Let us now calculate the Fourier transform of $u_{\epsilon}$: \begin{align} \mathcal{F}_{\Bbb{R}}(u_{\epsilon})(\zeta)&=\int_0^{\infty}z^{\lambda}e^{-\epsilon z}e^{iz\zeta}\,dz =\int_0^{\infty}z^{\lambda}e^{i(\zeta+i\epsilon)z}\,dz= \int_R\left(\frac{iw}{(\zeta+i\epsilon)}\right)^{\lambda}e^{-w}\frac{i}{\zeta+i\epsilon}\,dw \end{align} where we performed a change of variables. This results in the contour of integration $(0,\infty)$ being rotated to a certain ray $R$ emanating from the origin. Note that since $z=\frac{iw}{\zeta+i\epsilon}$, the multiplication by $i$ transforms the positive real axis to the positive imaginary axis, so dividing by $\zeta+i\epsilon$ reduces the argument slightly, so that $R$ is a ray lying in the right half plane. In this half-plane, $w^{\lambda}e^{-w}$ decays exponentially, so we can use Cauchy's theorem to shift the contour of integration back to the positive real axis. Hence, \begin{align} \mathcal{F}_{\Bbb{R}}(u_{\epsilon})(\zeta)&= \left(\frac{i}{\zeta+i\epsilon}\right)^{\lambda+1}\int_0^{\infty}w^{\lambda}e^{-w}\,dw=\left(\frac{i}{\zeta+i\epsilon}\right)^{\lambda+1} \cdot \Gamma(\lambda+1), \end{align} where we used the definition of the Gamma function. Now, we have to take the limit $\epsilon\to 0^+$. By the way, I think it is standard notation to write $(\zeta+i0)^{-(\lambda+1)}$ to mean the tempered distribution $\lim\limits_{\epsilon\to 0^+}(\zeta+i\epsilon)^{-(\lambda+1)}$ (the limit exists, since the LHS has a limit in $\mathcal{S}'(\Bbb{R})$ as $\epsilon\to 0^+$). Thus, \begin{align} \mathcal{F}_{\Bbb{R}}(z_+^{\lambda})&=i^{\lambda+1}\cdot \Gamma(\lambda+1)\cdot (\zeta+i0)^{-(\lambda+1)}\tag{$*$}, \end{align} where this holds for all $\text{Re}(\lambda)>-1$. Since both sides are defined and holomorphic for $\lambda\in\Bbb{C}\setminus\{-1,-2,\dots\}$, the equality $(*)$ holds for all $\lambda$ in this set.

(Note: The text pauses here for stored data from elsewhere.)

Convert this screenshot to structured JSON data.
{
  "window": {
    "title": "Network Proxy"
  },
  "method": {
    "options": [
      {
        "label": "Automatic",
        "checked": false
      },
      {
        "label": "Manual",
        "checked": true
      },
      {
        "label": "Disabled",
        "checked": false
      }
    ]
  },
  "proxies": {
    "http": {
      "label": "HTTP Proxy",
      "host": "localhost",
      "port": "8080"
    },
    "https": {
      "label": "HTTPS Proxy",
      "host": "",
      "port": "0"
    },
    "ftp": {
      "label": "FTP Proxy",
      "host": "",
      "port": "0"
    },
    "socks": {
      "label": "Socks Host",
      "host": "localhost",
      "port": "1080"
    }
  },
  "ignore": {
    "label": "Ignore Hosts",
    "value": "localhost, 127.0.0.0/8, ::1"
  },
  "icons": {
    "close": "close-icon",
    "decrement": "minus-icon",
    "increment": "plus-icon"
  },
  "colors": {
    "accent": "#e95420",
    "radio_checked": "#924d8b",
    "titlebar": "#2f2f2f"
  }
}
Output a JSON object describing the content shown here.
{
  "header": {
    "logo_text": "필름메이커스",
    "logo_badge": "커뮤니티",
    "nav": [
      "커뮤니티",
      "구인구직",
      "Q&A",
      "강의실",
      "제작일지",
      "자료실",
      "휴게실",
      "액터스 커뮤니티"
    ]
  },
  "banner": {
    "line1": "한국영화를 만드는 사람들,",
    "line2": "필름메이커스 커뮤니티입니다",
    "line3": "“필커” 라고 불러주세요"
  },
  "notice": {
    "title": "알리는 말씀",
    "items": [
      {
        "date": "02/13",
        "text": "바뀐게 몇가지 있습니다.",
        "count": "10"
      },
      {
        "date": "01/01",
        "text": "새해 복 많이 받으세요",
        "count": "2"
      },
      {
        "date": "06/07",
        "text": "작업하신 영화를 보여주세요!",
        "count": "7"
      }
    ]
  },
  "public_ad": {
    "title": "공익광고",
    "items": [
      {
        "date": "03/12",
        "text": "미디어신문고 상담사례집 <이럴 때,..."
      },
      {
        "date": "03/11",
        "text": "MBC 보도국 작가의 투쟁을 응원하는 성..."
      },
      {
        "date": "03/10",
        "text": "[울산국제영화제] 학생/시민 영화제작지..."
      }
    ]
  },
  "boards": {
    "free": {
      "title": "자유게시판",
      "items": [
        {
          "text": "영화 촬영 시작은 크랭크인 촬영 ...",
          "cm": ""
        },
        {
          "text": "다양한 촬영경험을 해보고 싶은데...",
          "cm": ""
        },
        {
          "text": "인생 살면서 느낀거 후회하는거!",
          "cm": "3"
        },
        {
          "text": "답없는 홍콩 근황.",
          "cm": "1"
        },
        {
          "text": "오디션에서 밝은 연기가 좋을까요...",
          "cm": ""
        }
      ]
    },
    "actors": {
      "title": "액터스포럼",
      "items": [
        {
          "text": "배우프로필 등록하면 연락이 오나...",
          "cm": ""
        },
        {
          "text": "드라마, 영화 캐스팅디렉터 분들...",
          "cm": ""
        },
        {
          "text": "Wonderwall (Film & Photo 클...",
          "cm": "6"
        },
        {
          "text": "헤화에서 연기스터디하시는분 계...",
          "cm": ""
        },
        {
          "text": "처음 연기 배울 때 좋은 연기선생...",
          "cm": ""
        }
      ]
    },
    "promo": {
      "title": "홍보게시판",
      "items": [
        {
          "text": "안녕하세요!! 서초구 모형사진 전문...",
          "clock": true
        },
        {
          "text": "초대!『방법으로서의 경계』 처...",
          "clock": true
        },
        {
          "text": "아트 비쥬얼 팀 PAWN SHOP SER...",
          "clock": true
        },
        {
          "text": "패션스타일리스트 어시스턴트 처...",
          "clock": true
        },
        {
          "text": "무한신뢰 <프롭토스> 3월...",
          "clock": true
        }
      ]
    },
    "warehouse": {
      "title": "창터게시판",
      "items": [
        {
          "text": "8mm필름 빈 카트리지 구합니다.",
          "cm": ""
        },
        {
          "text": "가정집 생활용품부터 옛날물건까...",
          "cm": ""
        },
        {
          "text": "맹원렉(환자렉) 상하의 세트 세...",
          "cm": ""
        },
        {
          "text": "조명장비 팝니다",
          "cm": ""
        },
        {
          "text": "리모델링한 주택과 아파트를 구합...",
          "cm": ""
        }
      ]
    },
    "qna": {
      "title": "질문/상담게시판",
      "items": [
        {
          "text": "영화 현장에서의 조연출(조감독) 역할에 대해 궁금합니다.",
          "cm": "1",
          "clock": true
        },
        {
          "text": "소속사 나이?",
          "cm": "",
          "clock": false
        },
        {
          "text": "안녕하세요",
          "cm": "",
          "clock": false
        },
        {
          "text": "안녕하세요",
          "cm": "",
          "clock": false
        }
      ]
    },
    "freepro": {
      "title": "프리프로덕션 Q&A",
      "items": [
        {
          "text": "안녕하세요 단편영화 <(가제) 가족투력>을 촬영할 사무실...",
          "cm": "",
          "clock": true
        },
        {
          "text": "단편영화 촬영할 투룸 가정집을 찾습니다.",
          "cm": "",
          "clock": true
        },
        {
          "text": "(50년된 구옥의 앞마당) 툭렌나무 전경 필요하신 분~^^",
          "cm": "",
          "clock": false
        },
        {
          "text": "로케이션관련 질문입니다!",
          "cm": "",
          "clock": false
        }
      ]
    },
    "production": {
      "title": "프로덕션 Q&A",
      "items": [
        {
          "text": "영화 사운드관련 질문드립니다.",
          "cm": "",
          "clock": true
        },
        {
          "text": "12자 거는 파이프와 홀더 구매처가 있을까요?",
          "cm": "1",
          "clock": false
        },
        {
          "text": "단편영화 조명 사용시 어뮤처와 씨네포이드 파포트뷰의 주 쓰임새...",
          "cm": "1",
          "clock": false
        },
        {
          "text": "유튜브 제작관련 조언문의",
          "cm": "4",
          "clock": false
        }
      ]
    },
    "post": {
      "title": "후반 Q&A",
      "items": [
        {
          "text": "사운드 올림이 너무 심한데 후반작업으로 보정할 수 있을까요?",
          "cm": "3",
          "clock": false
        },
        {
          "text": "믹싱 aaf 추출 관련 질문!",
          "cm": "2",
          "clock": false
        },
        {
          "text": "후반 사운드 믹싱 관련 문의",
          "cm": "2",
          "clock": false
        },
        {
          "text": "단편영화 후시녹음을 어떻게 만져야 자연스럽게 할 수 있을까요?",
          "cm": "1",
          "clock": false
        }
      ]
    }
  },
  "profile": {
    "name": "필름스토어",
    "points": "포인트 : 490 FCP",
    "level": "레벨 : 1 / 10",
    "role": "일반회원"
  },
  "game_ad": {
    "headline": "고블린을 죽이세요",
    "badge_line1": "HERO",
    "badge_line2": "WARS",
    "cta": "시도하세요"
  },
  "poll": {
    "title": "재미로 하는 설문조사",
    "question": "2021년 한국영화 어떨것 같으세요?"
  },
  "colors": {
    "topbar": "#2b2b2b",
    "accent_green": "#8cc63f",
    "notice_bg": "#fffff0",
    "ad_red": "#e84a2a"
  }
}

If we want to obtain a more explicit expression for the tempered distribution $(\zeta+i0)^{-(\lambda+1)}$, note that the pointwise limit is given by \begin{align} \lim_{\epsilon\to 0^+}\mathcal{F}_{\Bbb{R}}(u_{\epsilon})(\zeta)&=i^{\lambda+1}\Gamma(\lambda+1) \begin{cases} |\zeta|^{-(\lambda+1)}&\text{if $\zeta>0$}\\ e^{-(\lambda+1)i\pi}|\zeta|^{-(\lambda+1)}&\text{if $\zeta<0$} \end{cases} \end{align} A slightly more tedious verification shows that the same is true in the sense of tempered distributions as well provided $\lambda\notin \Bbb{Z}$: \begin{align} \mathcal{F}_{\Bbb{R}}(z_+^{\lambda})&= i^{\lambda+1}\Gamma(\lambda+1) \cdot \left[\zeta_+^{-(\lambda+1)}+ (-1)^{-(\lambda+1)}\zeta_-^{-(\lambda+1)}\right],\tag{$**$} \end{align} where $\zeta_{\pm}^{\text{powers}}$ are the tempered distributions defined previously (the LHS is defined away from $\{-1,-2,\dots\}$ and the RHS is defined away from $\{0,1,2,\dots\}$). Therefore, the equality holds for all $\lambda\in\Bbb{C}\setminus \Bbb{Z}$. Note that $(**)$ is just a more explicit way of saying $(*)$, in terms of the more familiar distributions $\zeta_{\pm}^{\text{powers}}$.
Once again, you can play the same game with the Fourier transform of $z_{-}^{\lambda}$, and then add the two results to get the Fourier transform of $z^{\lambda}$. My guess is that when you add the two results, the singularities at the integers should cancel out which then allows us to analytically continue over the entire complex plane., though I haven't carefully verified this, so I'm not completely sure.